Sí ganó le respondimos. Siguió
sonriendo, pero ya con otra cara.
Su semblante denotaba desilusión, por momentos sus
ojos se perdían en el vacío. Aún así
no perdió la compostura.
Lástima verdad, realmente estoy muy triste.
Uno es de aquí del pueblo y era una gran alegría
tener un equipo en la mayor y todos los domingos recibíamos
a grandes equipos como FAS. Hoy ya no se va a poder,
expresó Pérez.
Uno propone y Dios dispone, qué se le va a
hacer, añadió.
Juan Carlos López también estaba triste como
su compañero, pero a la vez frustrado.

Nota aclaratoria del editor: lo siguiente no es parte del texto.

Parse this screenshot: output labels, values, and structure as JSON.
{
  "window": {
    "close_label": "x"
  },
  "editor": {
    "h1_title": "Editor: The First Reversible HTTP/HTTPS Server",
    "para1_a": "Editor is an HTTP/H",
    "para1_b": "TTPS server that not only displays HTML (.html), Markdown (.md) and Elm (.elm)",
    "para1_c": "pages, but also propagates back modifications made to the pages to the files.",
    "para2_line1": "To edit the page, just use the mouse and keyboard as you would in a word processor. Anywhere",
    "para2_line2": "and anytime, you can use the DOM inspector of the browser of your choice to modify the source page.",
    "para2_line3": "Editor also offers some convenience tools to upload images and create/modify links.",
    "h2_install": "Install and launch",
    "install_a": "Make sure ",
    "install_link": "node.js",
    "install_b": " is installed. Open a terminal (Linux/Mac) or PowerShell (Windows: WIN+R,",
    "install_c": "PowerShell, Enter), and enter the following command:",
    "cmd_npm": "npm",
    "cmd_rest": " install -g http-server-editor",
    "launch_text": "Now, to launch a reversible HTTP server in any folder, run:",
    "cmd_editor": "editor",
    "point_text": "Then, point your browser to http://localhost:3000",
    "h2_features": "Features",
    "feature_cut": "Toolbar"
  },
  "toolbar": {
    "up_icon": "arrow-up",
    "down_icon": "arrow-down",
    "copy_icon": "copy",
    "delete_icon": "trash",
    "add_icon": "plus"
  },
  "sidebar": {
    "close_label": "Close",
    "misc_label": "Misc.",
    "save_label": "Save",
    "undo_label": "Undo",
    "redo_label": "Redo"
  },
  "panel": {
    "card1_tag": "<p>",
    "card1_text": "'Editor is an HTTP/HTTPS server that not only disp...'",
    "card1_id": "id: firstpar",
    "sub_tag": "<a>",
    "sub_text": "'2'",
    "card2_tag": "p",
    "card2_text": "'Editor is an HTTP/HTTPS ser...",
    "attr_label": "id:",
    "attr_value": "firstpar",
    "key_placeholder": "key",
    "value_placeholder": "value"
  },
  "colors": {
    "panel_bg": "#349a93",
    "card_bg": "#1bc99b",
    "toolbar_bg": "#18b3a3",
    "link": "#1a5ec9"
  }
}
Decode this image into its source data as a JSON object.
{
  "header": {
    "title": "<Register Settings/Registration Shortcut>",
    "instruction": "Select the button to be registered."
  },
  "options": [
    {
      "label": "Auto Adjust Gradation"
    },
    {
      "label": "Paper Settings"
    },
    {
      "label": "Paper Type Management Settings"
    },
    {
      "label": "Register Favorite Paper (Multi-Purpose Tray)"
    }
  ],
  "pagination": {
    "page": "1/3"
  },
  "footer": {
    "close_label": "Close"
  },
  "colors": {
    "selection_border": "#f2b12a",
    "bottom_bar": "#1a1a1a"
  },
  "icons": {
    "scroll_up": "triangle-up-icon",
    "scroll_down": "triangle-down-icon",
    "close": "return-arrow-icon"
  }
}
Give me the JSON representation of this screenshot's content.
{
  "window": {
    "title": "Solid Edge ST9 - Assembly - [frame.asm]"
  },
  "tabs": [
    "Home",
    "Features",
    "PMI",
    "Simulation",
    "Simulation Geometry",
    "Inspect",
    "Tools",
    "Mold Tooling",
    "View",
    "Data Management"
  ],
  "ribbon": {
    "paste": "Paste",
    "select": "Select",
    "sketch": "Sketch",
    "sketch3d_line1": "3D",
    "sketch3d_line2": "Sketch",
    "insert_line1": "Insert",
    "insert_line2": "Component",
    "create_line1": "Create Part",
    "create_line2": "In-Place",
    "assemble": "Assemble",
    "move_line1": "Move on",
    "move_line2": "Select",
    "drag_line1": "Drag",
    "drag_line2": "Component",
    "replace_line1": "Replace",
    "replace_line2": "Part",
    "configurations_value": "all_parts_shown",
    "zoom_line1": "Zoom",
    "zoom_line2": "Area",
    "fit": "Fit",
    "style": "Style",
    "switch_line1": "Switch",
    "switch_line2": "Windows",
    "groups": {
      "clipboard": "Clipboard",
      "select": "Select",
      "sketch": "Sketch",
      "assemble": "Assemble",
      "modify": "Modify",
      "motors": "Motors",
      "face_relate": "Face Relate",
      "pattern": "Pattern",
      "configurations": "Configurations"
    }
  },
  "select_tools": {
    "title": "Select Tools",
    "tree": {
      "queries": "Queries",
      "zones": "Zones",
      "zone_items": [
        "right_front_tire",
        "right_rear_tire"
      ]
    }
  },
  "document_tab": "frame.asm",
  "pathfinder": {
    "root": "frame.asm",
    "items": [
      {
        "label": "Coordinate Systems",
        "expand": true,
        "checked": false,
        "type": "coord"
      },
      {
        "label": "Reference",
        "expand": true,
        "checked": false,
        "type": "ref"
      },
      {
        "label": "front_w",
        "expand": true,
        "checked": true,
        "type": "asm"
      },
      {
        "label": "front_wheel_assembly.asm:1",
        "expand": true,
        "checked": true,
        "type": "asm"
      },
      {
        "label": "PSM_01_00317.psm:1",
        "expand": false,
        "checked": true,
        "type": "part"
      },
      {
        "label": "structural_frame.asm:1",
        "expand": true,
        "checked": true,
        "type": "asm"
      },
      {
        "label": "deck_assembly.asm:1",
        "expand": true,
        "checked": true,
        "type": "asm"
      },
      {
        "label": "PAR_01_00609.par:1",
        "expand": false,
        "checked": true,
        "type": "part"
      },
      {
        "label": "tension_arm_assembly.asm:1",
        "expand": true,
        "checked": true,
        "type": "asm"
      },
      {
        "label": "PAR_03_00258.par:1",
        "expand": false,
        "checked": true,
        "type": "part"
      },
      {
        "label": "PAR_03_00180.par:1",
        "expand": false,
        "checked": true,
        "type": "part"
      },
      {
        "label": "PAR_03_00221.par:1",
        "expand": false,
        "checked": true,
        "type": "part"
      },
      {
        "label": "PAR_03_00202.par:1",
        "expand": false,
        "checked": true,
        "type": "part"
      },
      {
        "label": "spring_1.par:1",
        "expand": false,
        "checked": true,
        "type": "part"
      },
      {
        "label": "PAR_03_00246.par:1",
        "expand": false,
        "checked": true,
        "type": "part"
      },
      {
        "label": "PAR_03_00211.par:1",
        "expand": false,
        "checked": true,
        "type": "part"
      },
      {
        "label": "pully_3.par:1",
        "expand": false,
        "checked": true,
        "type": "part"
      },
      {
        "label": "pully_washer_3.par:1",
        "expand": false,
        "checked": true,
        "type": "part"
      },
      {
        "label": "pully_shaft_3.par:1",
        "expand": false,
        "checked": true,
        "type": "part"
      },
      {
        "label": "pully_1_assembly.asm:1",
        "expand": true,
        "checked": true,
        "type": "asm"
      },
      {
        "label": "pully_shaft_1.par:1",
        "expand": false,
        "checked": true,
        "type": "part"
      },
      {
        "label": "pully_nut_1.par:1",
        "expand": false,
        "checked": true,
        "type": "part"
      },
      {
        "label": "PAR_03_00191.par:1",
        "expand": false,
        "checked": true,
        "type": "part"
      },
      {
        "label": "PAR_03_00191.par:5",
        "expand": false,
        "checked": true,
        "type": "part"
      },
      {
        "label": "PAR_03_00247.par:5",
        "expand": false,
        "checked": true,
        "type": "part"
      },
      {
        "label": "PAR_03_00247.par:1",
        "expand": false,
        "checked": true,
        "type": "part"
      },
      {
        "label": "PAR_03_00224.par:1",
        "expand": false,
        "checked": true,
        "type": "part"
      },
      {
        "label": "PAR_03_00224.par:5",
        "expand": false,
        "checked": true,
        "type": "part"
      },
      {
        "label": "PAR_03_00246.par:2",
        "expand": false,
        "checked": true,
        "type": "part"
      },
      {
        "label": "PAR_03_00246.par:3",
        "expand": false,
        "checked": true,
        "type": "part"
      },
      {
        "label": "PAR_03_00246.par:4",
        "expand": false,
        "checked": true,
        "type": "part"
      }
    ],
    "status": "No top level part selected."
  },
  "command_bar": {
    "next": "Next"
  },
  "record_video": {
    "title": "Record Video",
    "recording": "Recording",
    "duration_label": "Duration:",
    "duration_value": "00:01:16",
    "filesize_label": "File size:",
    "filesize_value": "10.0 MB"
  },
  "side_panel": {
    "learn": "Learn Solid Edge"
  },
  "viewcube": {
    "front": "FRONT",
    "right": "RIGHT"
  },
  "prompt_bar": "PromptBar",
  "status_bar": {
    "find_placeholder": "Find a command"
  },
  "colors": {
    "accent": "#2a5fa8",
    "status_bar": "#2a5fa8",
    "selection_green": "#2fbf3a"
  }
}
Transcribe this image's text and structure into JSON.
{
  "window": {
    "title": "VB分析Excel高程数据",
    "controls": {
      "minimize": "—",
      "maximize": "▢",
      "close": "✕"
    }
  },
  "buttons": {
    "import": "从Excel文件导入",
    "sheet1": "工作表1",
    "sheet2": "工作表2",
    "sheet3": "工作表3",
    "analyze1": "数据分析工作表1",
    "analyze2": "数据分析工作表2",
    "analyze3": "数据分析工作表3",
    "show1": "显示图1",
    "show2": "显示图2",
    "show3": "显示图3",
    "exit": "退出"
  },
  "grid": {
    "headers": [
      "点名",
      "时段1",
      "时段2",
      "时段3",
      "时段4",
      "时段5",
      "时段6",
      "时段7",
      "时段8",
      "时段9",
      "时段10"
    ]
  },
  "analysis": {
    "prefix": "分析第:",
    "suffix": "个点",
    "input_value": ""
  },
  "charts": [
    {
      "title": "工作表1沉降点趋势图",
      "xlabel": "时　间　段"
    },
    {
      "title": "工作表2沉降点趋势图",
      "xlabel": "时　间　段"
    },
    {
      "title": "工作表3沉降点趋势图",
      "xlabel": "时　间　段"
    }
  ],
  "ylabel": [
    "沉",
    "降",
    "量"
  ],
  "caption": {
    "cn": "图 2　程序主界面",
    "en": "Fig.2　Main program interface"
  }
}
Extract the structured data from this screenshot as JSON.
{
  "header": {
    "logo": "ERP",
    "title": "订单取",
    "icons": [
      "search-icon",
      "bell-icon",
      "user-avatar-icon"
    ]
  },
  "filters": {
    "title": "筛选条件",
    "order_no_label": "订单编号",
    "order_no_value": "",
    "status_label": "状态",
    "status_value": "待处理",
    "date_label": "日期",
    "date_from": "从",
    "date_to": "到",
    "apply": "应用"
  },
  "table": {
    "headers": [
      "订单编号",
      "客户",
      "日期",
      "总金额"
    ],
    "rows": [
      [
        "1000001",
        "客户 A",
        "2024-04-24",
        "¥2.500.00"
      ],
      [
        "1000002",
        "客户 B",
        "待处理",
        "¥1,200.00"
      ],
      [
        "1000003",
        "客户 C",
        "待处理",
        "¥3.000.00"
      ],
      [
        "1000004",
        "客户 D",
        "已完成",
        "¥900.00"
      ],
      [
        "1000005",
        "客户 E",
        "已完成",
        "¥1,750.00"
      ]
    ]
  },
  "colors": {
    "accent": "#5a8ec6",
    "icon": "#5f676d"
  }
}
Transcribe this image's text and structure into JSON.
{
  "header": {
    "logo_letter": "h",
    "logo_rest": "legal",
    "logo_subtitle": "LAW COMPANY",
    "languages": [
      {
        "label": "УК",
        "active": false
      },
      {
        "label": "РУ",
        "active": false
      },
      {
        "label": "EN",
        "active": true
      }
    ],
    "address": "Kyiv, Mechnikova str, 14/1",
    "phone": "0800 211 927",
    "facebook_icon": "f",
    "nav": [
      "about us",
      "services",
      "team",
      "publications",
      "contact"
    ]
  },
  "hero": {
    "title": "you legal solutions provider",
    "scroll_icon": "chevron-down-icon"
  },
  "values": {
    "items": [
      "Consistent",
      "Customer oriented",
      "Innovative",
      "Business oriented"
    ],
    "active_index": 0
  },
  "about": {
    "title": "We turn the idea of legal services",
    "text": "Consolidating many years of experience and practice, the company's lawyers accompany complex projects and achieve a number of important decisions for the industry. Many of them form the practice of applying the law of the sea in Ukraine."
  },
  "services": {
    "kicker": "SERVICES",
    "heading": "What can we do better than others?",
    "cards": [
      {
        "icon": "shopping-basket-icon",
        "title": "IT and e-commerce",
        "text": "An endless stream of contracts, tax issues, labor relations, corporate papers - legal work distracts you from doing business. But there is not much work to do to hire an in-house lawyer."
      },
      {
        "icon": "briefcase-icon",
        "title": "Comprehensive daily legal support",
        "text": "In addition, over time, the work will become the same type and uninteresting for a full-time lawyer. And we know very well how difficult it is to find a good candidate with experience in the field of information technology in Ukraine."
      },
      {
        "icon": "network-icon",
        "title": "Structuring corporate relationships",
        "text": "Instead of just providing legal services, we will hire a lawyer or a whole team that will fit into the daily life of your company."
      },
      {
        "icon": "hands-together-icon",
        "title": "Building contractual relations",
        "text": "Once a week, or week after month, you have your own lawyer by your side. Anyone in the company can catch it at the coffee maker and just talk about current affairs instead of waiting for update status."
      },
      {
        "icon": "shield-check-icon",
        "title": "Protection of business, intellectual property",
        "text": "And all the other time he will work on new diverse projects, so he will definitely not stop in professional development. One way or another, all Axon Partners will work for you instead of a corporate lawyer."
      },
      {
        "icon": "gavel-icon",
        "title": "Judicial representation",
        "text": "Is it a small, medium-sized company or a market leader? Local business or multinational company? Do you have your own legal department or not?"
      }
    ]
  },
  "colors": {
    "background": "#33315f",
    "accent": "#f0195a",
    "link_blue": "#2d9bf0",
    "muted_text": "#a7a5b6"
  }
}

Aprovechó
para señalar responsables.
Desde el principio hubo un desorden en la parte administrativa
y aquí se ven las consecuencias, precisó
el atacante lobezno.
Rony Orantes, quien ha estado unido 13 años con Once
Lobos, también condenó la falta de apoyo que
tuvieron en este torneo.
No merecíamos bajar, pero lastimosamente se
nos vino abajo. La directiva nos abandonó y otros
problemas que nos llevaron a esto. Me duele y me voy muy
triste, indicó Orantes.
Aquí todos somos culpables, tanto la directiva
como los jugadores, externó por su parte el
uruguayo Pablo Quiñones.
Desde un principio se cometieron errores, desde el
directivo más alto hasta el jugador más pequeño.
Como te repito, todos somos culpables, concluyó.